Kindergarten teacher Ana Hernandez said educators in Texas are worried after a difficult time that has lasted for years and shows no signs of ending. She and a group of Dilley colleagues drove an hour to Uvalde to do whatever they could, delivering stuffed animals and crates of water. She said more was needed.
“Changes need to be made for us to feel safe in a classroom as teachers (and) for students to also feel safe and secure in a classroom,” she says.
Tish Jennings, a professor of education at the University of Virginia who specializes in teacher stress and social-emotional learning, said teacher stress becomes contagious.
“It interferes with their ability to function, and it also interferes with students’ ability to learn,” said Jennings. “So when things like that happen, school shootings, it shuts everybody down. It’s very hard to learn when you’re scared for your life.
Salfia says the teachers’ workload is daunting.
“You are a first responder. You are a first journalist. If there’s a problem at home, sometimes you’re the only chance a child has to love, get food that day, maybe have a warm, safe place to be. That day. The scope of work is huge right now.
The pandemic has added the challenge of remote learning, sanitizing classrooms, and finding enough substitute teachers to keep schools running.
It also feels like tragedies keep happening and politicians rarely do anything about it.
“It’s so hard to know that at any time this reality could also be your reality, or your children’s reality,” said Salfia, a mother of three students. “My youngest is the same age as the kids who were killed in Texas. It sharpens everything, I think, especially when you’re in a classroom.
In August 2015, the new school year had just begun for Salfia’s mother, teacher Twila Smith, when a freshman entered Smith’s world studies classroom at Philip Barbour High School and walked out. a gun he had taken home.
For about 45 minutes, Smith said, no one outside the room knew the class was being held hostage. She took her attention away from the other students and tried to get him to talk as she walked around the room with him.
Eventually, the police persuaded the boy to let everyone go. After at least another hour and a half, his pastor helped convince the boy to surrender. A few months later, he was sentenced to a juvenile facility until he turned 21.
Smith, who has experience dealing with students with behavioral problems, was among those hailed as heroes, a label she deflected.
“I think my training just kicked in,” said Smith. “And then I had 29 freshmen sitting there looking at me, and I have to say, they were the heroes. Because they did everything I told them to do, and they did everything. what he told them to do. And they stayed pretty quiet.
Smith saw these freshmen until they graduated in 2019. Then she retired.
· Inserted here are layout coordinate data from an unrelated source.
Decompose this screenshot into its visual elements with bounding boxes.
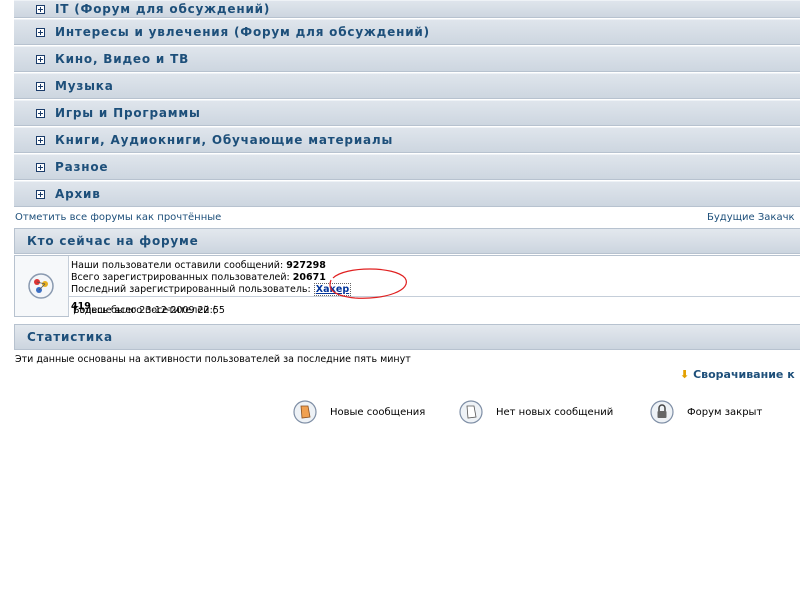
category-label[interactable]: Разное xyxy=(55,160,108,174)
posts-count: 927298 xyxy=(286,260,326,271)
newest-user-link[interactable]: Хакер xyxy=(313,283,352,296)
newest-user-stat: Последний зарегистрированный пользовател… xyxy=(71,283,352,296)
category-movies[interactable]: Кино, Видео и ТВ xyxy=(14,46,800,72)
statistics-panel-title: Статистика xyxy=(27,330,113,344)
online-stats-text: Наши пользователи оставили сообщений: 92… xyxy=(71,260,352,296)
expand-plus-icon[interactable] xyxy=(36,27,45,37)
arrow-down-icon: ⬇ xyxy=(680,368,690,381)
posts-prefix: Наши пользователи оставили сообщений: xyxy=(71,260,287,271)
users-count: 20671 xyxy=(292,272,326,283)
activity-note: Эти данные основаны на активности пользо… xyxy=(15,354,411,365)
legend-forum-locked: Форум закрыт xyxy=(650,398,762,426)
posts-stat: Наши пользователи оставили сообщений: 92… xyxy=(71,260,351,272)
expand-plus-icon[interactable] xyxy=(36,81,45,91)
category-label[interactable]: IT (Форум для обсуждений) xyxy=(55,2,270,16)
collapse-link[interactable]: ⬇ Сворачивание к xyxy=(680,368,795,381)
category-interests[interactable]: Интересы и увлечения (Форум для обсужден… xyxy=(14,19,800,45)
max-suffix: ) здесь было 23-12-2009 22:55 xyxy=(73,305,225,316)
newest-prefix: Последний зарегистрированный пользовател… xyxy=(71,284,314,295)
new-posts-icon xyxy=(293,400,317,424)
expand-plus-icon[interactable] xyxy=(36,54,45,64)
category-label[interactable]: Игры и Программы xyxy=(55,106,201,120)
users-stat: Всего зарегистрированных пользователей: … xyxy=(71,272,351,284)
category-label[interactable]: Музыка xyxy=(55,79,114,93)
legend-new-posts: Новые сообщения xyxy=(293,398,425,426)
users-online-icon xyxy=(28,273,54,299)
collapse-label[interactable]: Сворачивание к xyxy=(693,368,795,381)
expand-plus-icon[interactable] xyxy=(36,135,45,145)
category-archive[interactable]: Архив xyxy=(14,181,800,207)
expand-plus-icon[interactable] xyxy=(36,189,45,199)
legend-no-new-posts: Нет новых сообщений xyxy=(459,398,613,426)
mark-all-read-link[interactable]: Отметить все форумы как прочтённые xyxy=(15,212,221,223)
expand-plus-icon[interactable] xyxy=(36,108,45,118)
lock-icon xyxy=(650,400,674,424)
users-prefix: Всего зарегистрированных пользователей: xyxy=(71,272,293,283)
legend-label: Новые сообщения xyxy=(330,406,426,418)
category-label[interactable]: Архив xyxy=(55,187,101,201)
category-label[interactable]: Кино, Видео и ТВ xyxy=(55,52,189,66)
category-it[interactable]: IT (Форум для обсуждений) xyxy=(14,0,800,18)
category-books[interactable]: Книги, Аудиокниги, Обучающие материалы xyxy=(14,127,800,153)
max-visitors-row: Больше всего посетителей (419) здесь был… xyxy=(69,296,800,317)
legend-label: Нет новых сообщений xyxy=(496,406,614,418)
category-games[interactable]: Игры и Программы xyxy=(14,100,800,126)
expand-plus-icon[interactable] xyxy=(36,4,45,14)
no-new-posts-icon xyxy=(459,400,483,424)
statistics-panel-header: Статистика xyxy=(14,324,800,350)
category-label[interactable]: Интересы и увлечения (Форум для обсужден… xyxy=(55,25,430,39)
online-icon-cell xyxy=(15,256,69,316)
category-list: IT (Форум для обсуждений) Интересы и увл… xyxy=(14,0,800,208)
expand-plus-icon[interactable] xyxy=(36,162,45,172)
legend-label: Форум закрыт xyxy=(687,406,763,418)
category-label[interactable]: Книги, Аудиокниги, Обучающие материалы xyxy=(55,133,393,147)
max-visitors-text: Больше всего посетителей (419) здесь был… xyxy=(71,301,225,316)
future-downloads-link[interactable]: Будущие Закачк xyxy=(707,212,795,223)
category-music[interactable]: Музыка xyxy=(14,73,800,99)
online-panel-header: Кто сейчас на форуме xyxy=(14,228,800,254)
category-misc[interactable]: Разное xyxy=(14,154,800,180)
online-panel: Наши пользователи оставили сообщений: 92… xyxy=(14,255,800,317)
online-panel-title: Кто сейчас на форуме xyxy=(27,234,199,248)
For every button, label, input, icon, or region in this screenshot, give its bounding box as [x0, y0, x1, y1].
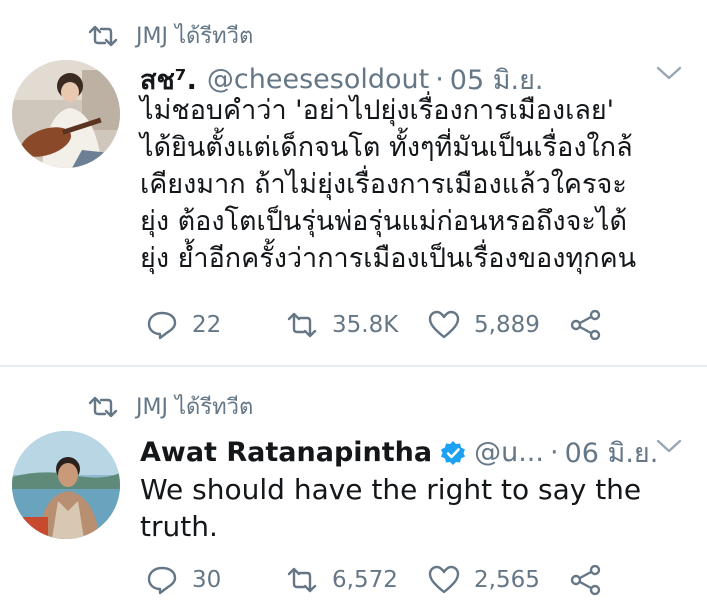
retweeted-by-text[interactable]: JMJ ได้รีทวีต — [136, 18, 253, 53]
avatar[interactable] — [12, 60, 120, 168]
tweet-text-line: ยุ่ง ต้องโตเป็นรุ่นพ่อรุ่นแม่ก่อนหรอถึงจ… — [140, 206, 628, 237]
chevron-down-icon[interactable] — [655, 64, 683, 82]
retweet-count: 6,572 — [332, 567, 398, 593]
tweet-date[interactable]: 06 มิ.ย. — [565, 431, 659, 474]
tweet-actions: 22 35.8K 5,889 — [146, 310, 616, 340]
retweet-icon — [287, 312, 317, 338]
retweet-icon — [287, 567, 317, 593]
tweet-text: ไม่ชอบคำว่า 'อย่าไปยุ่งเรื่องการเมืองเลย… — [140, 92, 688, 277]
reply-button[interactable]: 30 — [146, 565, 286, 595]
tweet-actions: 30 6,572 2,565 — [146, 565, 616, 595]
share-button[interactable] — [570, 310, 616, 340]
retweet-icon — [88, 396, 118, 417]
tweet-header: Awat Ratanapintha @u... · 06 มิ.ย. — [140, 431, 687, 474]
like-count: 2,565 — [474, 567, 540, 593]
heart-icon — [428, 310, 460, 339]
tweet-text-line: ยุ่ง ย้ำอีกครั้งว่าการเมืองเป็นเรื่องของ… — [140, 243, 637, 274]
tweet-text-line: We should have the right to say the — [140, 473, 642, 506]
tweet-text-line: truth. — [140, 510, 218, 543]
retweeted-by-text[interactable]: JMJ ได้รีทวีต — [136, 389, 253, 424]
display-name[interactable]: Awat Ratanapintha — [140, 437, 432, 468]
reply-count: 22 — [192, 312, 222, 338]
retweet-context: JMJ ได้รีทวีต — [88, 389, 253, 424]
retweet-count: 35.8K — [332, 312, 399, 338]
retweet-icon — [88, 25, 118, 46]
like-button[interactable]: 2,565 — [428, 565, 570, 595]
verified-badge-icon — [441, 440, 466, 465]
retweet-context: JMJ ได้รีทวีต — [88, 18, 253, 53]
like-count: 5,889 — [474, 312, 540, 338]
share-icon — [570, 565, 601, 595]
separator-dot: · — [549, 437, 559, 468]
separator-dot: · — [435, 64, 444, 95]
share-icon — [570, 310, 601, 340]
retweet-button[interactable]: 6,572 — [286, 565, 428, 595]
reply-button[interactable]: 22 — [146, 310, 286, 340]
tweet-text-line: เคียงมาก ถ้าไม่ยุ่งเรื่องการเมืองแล้วใคร… — [140, 169, 627, 200]
tweet-text-line: ได้ยินตั้งแต่เด็กจนโต ทั้งๆที่มันเป็นเรื… — [140, 132, 633, 163]
user-handle[interactable]: @u... — [474, 437, 544, 468]
reply-icon — [147, 566, 177, 595]
like-button[interactable]: 5,889 — [428, 310, 570, 340]
reply-count: 30 — [192, 567, 222, 593]
chevron-down-icon[interactable] — [655, 437, 683, 455]
tweet-card[interactable]: JMJ ได้รีทวีต Awat Ratanapintha @u... · … — [0, 367, 707, 616]
heart-icon — [428, 565, 460, 594]
tweet-card[interactable]: JMJ ได้รีทวีต สช⁷. @cheesesoldout · 05 ม… — [0, 0, 707, 365]
reply-icon — [147, 311, 177, 340]
tweet-text: We should have the right to say the trut… — [140, 471, 688, 545]
retweet-button[interactable]: 35.8K — [286, 310, 428, 340]
tweet-text-line: ไม่ชอบคำว่า 'อย่าไปยุ่งเรื่องการเมืองเลย… — [140, 95, 615, 126]
user-handle[interactable]: @cheesesoldout — [207, 64, 429, 95]
share-button[interactable] — [570, 565, 616, 595]
avatar[interactable] — [12, 431, 120, 539]
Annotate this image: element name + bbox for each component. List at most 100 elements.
Back at Spring Mills High, one of Salfia’s former students now works in her department as a first-grade English teacher. When asked what she says to others hoping to enter her field, Salfia repeated the ex-student’s description of what teachers are going through today: “None of us are cut out for this.” But their commitment to the profession is such that they “are only built for this”, and could hardly envisage another career.
“It’s the only job I can imagine doing” Safia said. “But it’s also the hardest job I can imagine doing.”
After the balloons burst, “the children were visibly shaken” she remembers. “Some people were a little angry with me, I think, in reaction to this fear that everyone had momentarily experienced.”
She knows this is the world she and her students live in now.
“We are all, at any moment, ready to run away from this sound.”